Then another ground breaking game: Dune II, The building of a dynasty.
http://www.youtube.com/watch?v=tppjzT-su0Q http://www.youtube.com/watch?v=WKclZnrWglU (one of three endings of the game)
This is the original Westwood's game that levelled the ground for real time strategy games in a same way as Wolfenstein 3D started shoot-em-ups. It was followed in 1995 by Command & Conquer (freeware nowadays). Dune is actually a sci-fi novel written by Frank Herbert (pretty good one), one was partially copied by George Lucas in Star Wars. In short the novel happens in a desert planet called Arrakis (or Dune), and it is the home of the heavily mutagenic substance called Spice that space navigators consume while navigating through stars. This substance is required by massive amounts in the space empire, and the only source is Dune. The harvesting is trusted to some large faction (called houses) by time. The book is about the destruction of house of Atreides by the deceit perpetrated by house of Harkonnen when the harvesting permissions were given to them. In the end, after much warring and battling house of Atreides is rebuilt and starts a new emperor dynasty.
Unfortunately, Dune II only borrows the surface layer of the novel and has very little to do with the original novels by itself. However, the game was pretty good by that time so this thing is overlooked. Today, the graphics are again 320x240ish and units look like toys you used to play with in a sandbox but back then were very sufficient. There is surprisingly large amount of speech in the game, even to the point it informed the player about every single unit being destroyed "Sardaukar destroyed" etc. Some times this caused the sound buffer overflow when multiple units were destroyed in short sequence, some of them screaming, some of the exploding and game happily playing victory tune of each unit blown up. Besides, "Construction complete" can still be found from modern Westwood games!
In the technology tree there was a general progression towards more powerful units, more powerful unit being almost always a better choice than the weaker. Infantry were pretty much useless in the game, it pretty much has no purpose. Airforces consisted of attack aircraft and carryalls, carryalls being more useful for repair and increasing the resource gathering speed. Each of the houses had their own special tank unit, Harkonnen heavy Devastator has self-destruct capability with massive damage to surroundings, Atreides being the most humane eliminate their enemies by the blasts of the Sonic Tank and Ordos clan has the bastardly Deviator that could take control of any enemy unit. All of the houses have ultimate superweapons also, Atreides having the disappointing Fremen infantry unit (which in book could dominate about anything on ground), Ordos having the invisible saboteur (massively useful) and Harkonnen the inaccurate but massively destructive Death Hand missile (Save and Reload anyone!).

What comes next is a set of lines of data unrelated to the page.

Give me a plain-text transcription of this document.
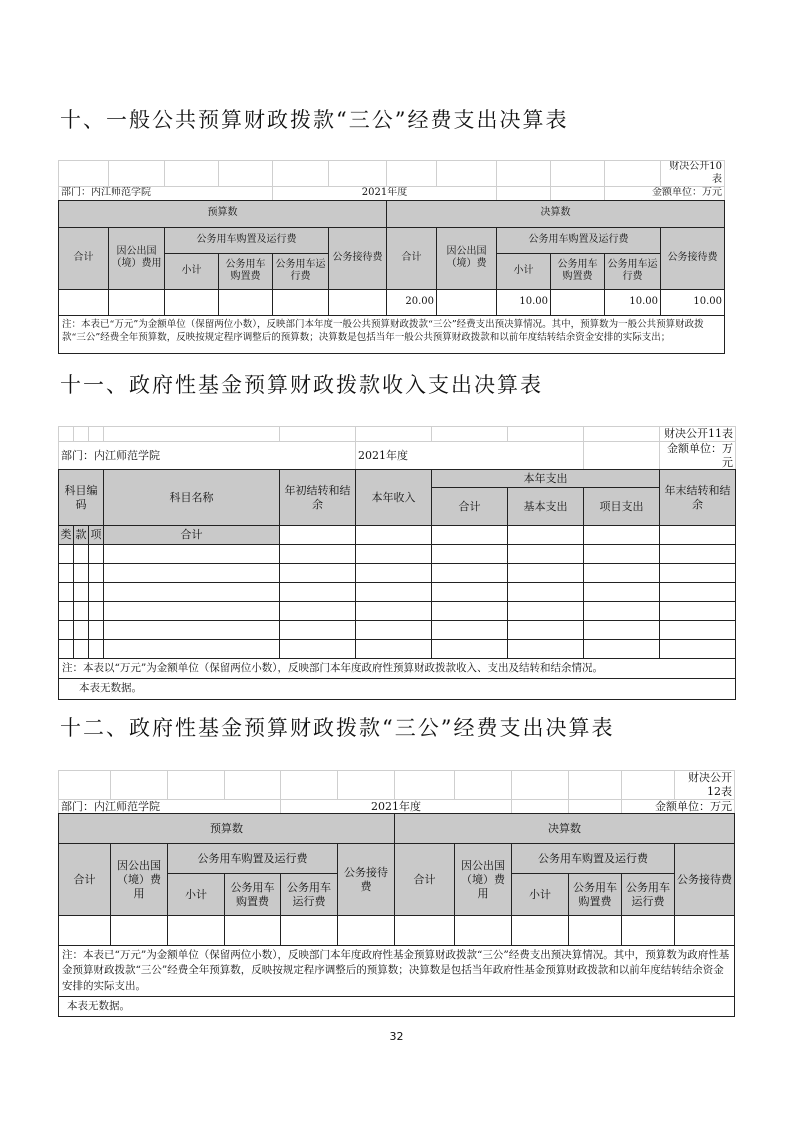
十、一般公共预算财政拨款“三公”经费支出决算表
											财决公开10表
部门：内江师范学院				2021年度						金额单位：万元	
预算数						决算数					
合计	因公出国（境）费用	公务用车购置及运行费			公务接待费	合计	因公出国（境）费	公务用车购置及运行费			公务接待费
		小计	公务用车购置费	公务用车运行费				小计	公务用车购置费	公务用车运行费	
						20.00		10.00		10.00	10.00
注：本表已“万元”为金额单位（保留两位小数），反映部门本年度一般公共预算财政拨款“三公”经费支出预决算情况。其中，预算数为一般公共预算财政拨款“三公”经费全年预算数，反映按规定程序调整后的预算数；决算数是包括当年一般公共预算财政拨款和以前年度结转结余资金安排的实际支出；											
十一、政府性基金预算财政拨款收入支出决算表
									财决公开11表
部门：内江师范学院					2021年度				金额单位：万元
科目编码			科目名称	年初结转和结余	本年收入	本年支出			年末结转和结余
						合计	基本支出	项目支出	
类	款	项	合计						

注：本表以“万元”为金额单位（保留两位小数），反映部门本年度政府性预算财政拨款收入、支出及结转和结余情况。									
本表无数据。									
十二、政府性基金预算财政拨款“三公”经费支出决算表
											财决公开12表
部门：内江师范学院				2021年度						金额单位：万元	
预算数						决算数					
合计	因公出国（境）费用	公务用车购置及运行费			公务接待费	合计	因公出国（境）费用	公务用车购置及运行费			公务接待费
		小计	公务用车购置费	公务用车运行费				小计	公务用车购置费	公务用车运行费	

注：本表已“万元”为金额单位（保留两位小数），反映部门本年度政府性基金预算财政拨款“三公”经费支出预决算情况。其中，预算数为政府性基金预算财政拨款“三公”经费全年预算数，反映按规定程序调整后的预算数；决算数是包括当年政府性基金预算财政拨款和以前年度结转结余资金安排的实际支出。											
本表无数据。											
32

It is more clear that the nowadays user interfaces with RTS type games have been improved. Back then with Dune II it was necessary to instruct every single unit at a time, there wasn't group movement. Also, attack, move and retreat instructions were issued from a list, this being a quite slow method. Add in the "Affirmative" -acknowledgement by all units when touched, it turned out to be quite annoying. Especially when that giant sandworm came up to eat your expensive newly constructed Siege Tanks.
The enemy AI is relatively poor, it mostly sends units as a non-concentrated stream towards your base through the shortest route, this leading to human player fortifying some areas and neglecting the rest of the base. Missions themselves are just repeats of each others, construct a base and wipe off the resistance, the variation comes from different technologies available. Music reacts to changes, sometimes being catchy and sometimes not especially notable.
All structures in the game had to be constructed on a rock bed, and prefereably on concrete slabs, otherwise they tended to break apart when exposed to hard conditions on the planet surface. The powerplants were the most annoying, as the structures were quite weak and tended to wear off in ten minute interval. Repairing of the structures was though easy, just clicking the repair button. But this tended to get irritating after 10 missions of the same. Other than that, the structures are pretty much standard nowadays: light infantry, heavy infantry, light vehicles, heavy vehicles and airborne unit factories plus the additional black space market building. Refineries and silos for financing, windtraps for power, outposts for radar and palaces for superweapons. There were two different types of defensive turrets also, difference being mostly in the range.
That's about it for this time, waiting for your favorites!